Story
Storytelling, Setting, and Pacing

Though I don't know much of your work I rather enjoyed the premise of this narrative. The introduction created a compelling reason for the rest of the lengthy story to unfold and gave me an idea of why this was all happening. It made the follow through feel much more purposeful and enjoyable in that respect, as it gave me a reason to see this through. The setting, as Atzar mentioned, was present throughout the way and neither its absence nor its overabundance disrupted my experience, which was nice. It felt exactly as it should. My only criticism is that at times, the jumps between scenes and events was a touch rattling, though not terribly so.


Character
Communication, Action, and Persona

I think one of the neatest elements of your narrative was the uniqueness of the participants. From your BFF, to mother, to the geisha, and Mr. Mushi, and of course Phi herself - they all had a distinct voice and identity that I could pick out, and at the very least, archetype. That's actually a rather helpful tool as a reader since this is such a brief story that I have to do my part in filling in the gaps as a reader. This generally made the story feel like it made a good deal of sense, and the unfolding of the events fit as well. I will say there were a few actions that fit a bit less... accurate.

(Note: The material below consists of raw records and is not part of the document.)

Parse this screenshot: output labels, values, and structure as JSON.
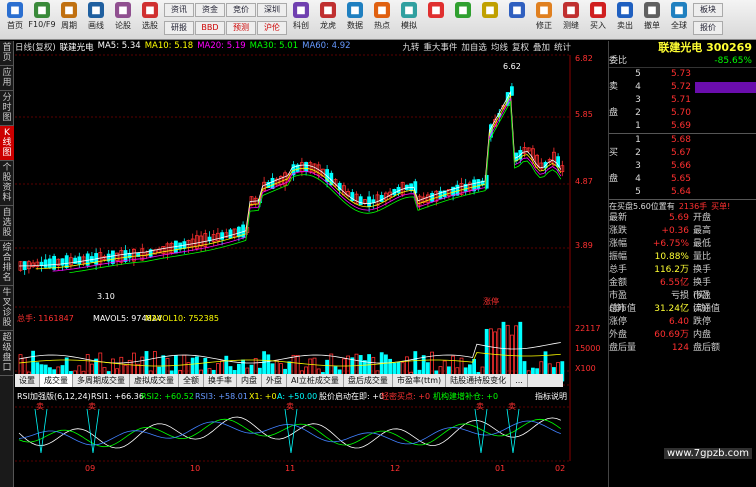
{
  "toolbar": {
    "buttons": [
      {
        "label": "首页",
        "icon": "home-icon",
        "color": "#2b6fd0"
      },
      {
        "label": "F10/F9",
        "icon": "f10-icon",
        "color": "#3a8a3a"
      },
      {
        "label": "周期",
        "icon": "period-icon",
        "color": "#c07010"
      },
      {
        "label": "画线",
        "icon": "draw-line-icon",
        "color": "#2060a0"
      },
      {
        "label": "论股",
        "icon": "discuss-icon",
        "color": "#905090"
      },
      {
        "label": "选股",
        "icon": "stock-pick-icon",
        "color": "#d03030"
      }
    ],
    "groups": [
      [
        "资讯",
        "研报"
      ],
      [
        "资金",
        "BBD"
      ],
      [
        "竞价",
        "预测"
      ],
      [
        "深圳",
        "沪伦"
      ]
    ],
    "buttons2": [
      {
        "label": "科创",
        "icon": "kechuang-icon",
        "color": "#7040b0"
      },
      {
        "label": "龙虎",
        "icon": "dragon-tiger-icon",
        "color": "#c03030"
      },
      {
        "label": "数据",
        "icon": "data-icon",
        "color": "#2080c0"
      },
      {
        "label": "热点",
        "icon": "hot-icon",
        "color": "#e06010"
      },
      {
        "label": "模拟",
        "icon": "simulate-icon",
        "color": "#30a0a0"
      }
    ],
    "nav": [
      {
        "label": "",
        "icon": "arrow-left-icon"
      },
      {
        "label": "",
        "icon": "arrow-right-icon"
      },
      {
        "label": "",
        "icon": "arrow-up-icon"
      },
      {
        "label": "",
        "icon": "arrow-down-icon"
      },
      {
        "label": "修正",
        "icon": "fix-icon"
      },
      {
        "label": "测缝",
        "icon": "measure-icon"
      },
      {
        "label": "买入",
        "icon": "buy-icon"
      },
      {
        "label": "卖出",
        "icon": "sell-icon"
      },
      {
        "label": "撤单",
        "icon": "cancel-order-icon"
      },
      {
        "label": "全球",
        "icon": "globe-icon"
      }
    ],
    "right_group": [
      "板块",
      "报价"
    ]
  },
  "left_tabs": [
    "首页",
    "应用",
    "分时图",
    "K线图",
    "个股资料",
    "自选股",
    "综合排名",
    "牛叉诊股",
    "超级盘口"
  ],
  "header": {
    "title": "日线(复权)",
    "stock": "联建光电",
    "ma5": "MA5: 5.34",
    "ma10": "MA10: 5.18",
    "ma20": "MA20: 5.19",
    "ma30": "MA30: 5.01",
    "ma60": "MA60: 4.92",
    "links": [
      "九转",
      "重大事件",
      "加自选",
      "均线",
      "复权",
      "叠加",
      "统计"
    ]
  },
  "price_axis": [
    "6.82",
    "5.85",
    "4.87",
    "3.89"
  ],
  "annotations": {
    "high": "6.62",
    "low": "3.10",
    "tag": "涨停"
  },
  "volume": {
    "header": "总手: 1161847",
    "mavol5": "MAVOL5: 974824",
    "mavol10": "MAVOL10: 752385",
    "axis": [
      "22117",
      "15000",
      "X100"
    ]
  },
  "tabs": [
    "设置",
    "成交量",
    "多周期成交量",
    "虚拟成交量",
    "全额",
    "换手率",
    "内盘",
    "外盘",
    "AI立桩成交量",
    "盘后成交量",
    "市盈率(ttm)",
    "陆股通持股变化",
    "..."
  ],
  "rsi": {
    "title": "RSI加强版(6,12,24)",
    "rsi1": "RSI1: +66.36",
    "rsi2": "RSI2: +60.52",
    "rsi3": "RSI3: +58.01",
    "x1": "X1: +0",
    "a": "A: +50.00",
    "s1": "股价启动在即: +0",
    "s2": "轻密买点: +0",
    "s3": "机构建增补仓: +0",
    "help": "指标说明",
    "sell_marks": [
      "卖",
      "卖",
      "卖",
      "卖",
      "卖"
    ]
  },
  "date_axis": [
    "09",
    "10",
    "11",
    "12",
    "01",
    "02"
  ],
  "right_panel": {
    "name": "联建光电",
    "code": "300269",
    "weibi_label": "委比",
    "weibi": "-85.65%",
    "sell_label": "卖",
    "sell_label2": "盘",
    "buy_label": "买",
    "buy_label2": "盘",
    "sells": [
      {
        "n": "5",
        "p": "5.73"
      },
      {
        "n": "4",
        "p": "5.72"
      },
      {
        "n": "3",
        "p": "5.71"
      },
      {
        "n": "2",
        "p": "5.70"
      },
      {
        "n": "1",
        "p": "5.69"
      }
    ],
    "buys": [
      {
        "n": "1",
        "p": "5.68"
      },
      {
        "n": "2",
        "p": "5.67"
      },
      {
        "n": "3",
        "p": "5.66"
      },
      {
        "n": "4",
        "p": "5.65"
      },
      {
        "n": "5",
        "p": "5.64"
      }
    ],
    "status": "在买盘5.60位置有",
    "status_val": "2136手",
    "status_tag": "买单!",
    "stats": [
      [
        "最新",
        "5.69",
        "开盘",
        ""
      ],
      [
        "涨跌",
        "+0.36",
        "最高",
        ""
      ],
      [
        "涨幅",
        "+6.75%",
        "最低",
        ""
      ],
      [
        "振幅",
        "10.88%",
        "量比",
        ""
      ],
      [
        "总手",
        "116.2万",
        "换手",
        ""
      ],
      [
        "金额",
        "6.55亿",
        "换手(实)",
        ""
      ],
      [
        "市盈(静)",
        "亏损",
        "市盈(动)",
        ""
      ],
      [
        "总市值",
        "31.24亿",
        "流通值",
        ""
      ],
      [
        "涨停",
        "6.40",
        "跌停",
        ""
      ],
      [
        "外盘",
        "60.69万",
        "内盘",
        ""
      ],
      [
        "盘后量",
        "124",
        "盘后额",
        ""
      ]
    ]
  },
  "watermark": "www.7gpzb.com",
  "colors": {
    "up": "#ff3030",
    "down": "#00ffff",
    "ma5": "#ffffff",
    "ma10": "#ffff00",
    "ma20": "#ff00ff",
    "ma30": "#00ff00",
    "ma60": "#4080ff"
  }
}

For example, I still am not exactly certain about the inclusion of the rioter that traveled to follow, and his intentions. I also squinted a bit at her jumping out a window 7.5 months pregnant. But generally speaking, I had no real issue.

Prose
Mechanics, Clarity, and Technique

As Atzar mentioned, and as I discussed with you, this was quite littered with error. As that wasn't your focus at all, I'll pass on the particulars. Overall the clarity was there, and the only gaps were from the pacing issue mentioned above. There were a few dips of technique to give this a bit of flavor as well, but nothing too tricksy (Golum voice from LOTR).

Wildcard

This was actually a rather enjoyable read quite honestly. I think you have great imagination and vision, and a gift for storytelling. I look forward to our campaign, as the voice won't include typos.